Tut sie aber und eine neue gute Freundschaft entsteht. Zufall? Im Gegenteil. Psychologen und Hirn forscher sind dem Geheimnis näher gekommen, wie unsere innere Stimme uns heimlich lotst.

Lange galt das Unterbewusstsein als unerforschtes und unerreichbares Abenteuerland. Als unsichtbarer Regisseur in unserem Leben, gegen dessen Anweisungen wir scheinbar vollkommen machtlos sind.

Wissenschaftler haben nun entdeckt, wo das faszinierende Reich der Seele liegt und welche Spielregeln dort herrschen.

Im limbischen System, dem Zentrum unserer Gefühle, sitzt die mächtigste Kommandozentrale im menschlichen Gehirn, eine rasante Datenautobahn. Eindrücke, Gefühle und Stimmungen werden hier zehnmal so schnell verarbeitet wie im Frontalhirn, dem Refugium unseres Verstandes.

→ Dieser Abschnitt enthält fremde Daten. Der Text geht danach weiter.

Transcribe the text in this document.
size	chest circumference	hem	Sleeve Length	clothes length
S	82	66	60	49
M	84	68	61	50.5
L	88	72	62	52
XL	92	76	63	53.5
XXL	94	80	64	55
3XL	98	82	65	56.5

Dem nach ist das Unterbewusstsein nicht nur ein unverzichtbarer Kompass, um in der täglichen Flut von Informationen und Eindrücken Wichtiges herauszufiltern und das Unwichtige abzuhaken.


Die Schaltzentrale im Kopf liefert eben auch die Handlungen für die großen Szenen im Leben. Mehr als 80 Prozent unserer Entscheidungen fallt das Unterbewusstsein, ohne dass wir es merken auf das wir uns aber meist sicher verlassen können.

"lm Unbewussten steckt Weisheit", sagt Gerd Gigerenzer, Psychologie - Professor am Max-Planck-lnstitut für Bildungsforschung in Berlin. Der Wissenschaftler hat in zahlreichen Studien unbewusste Entscheidungsprozesse erforscht.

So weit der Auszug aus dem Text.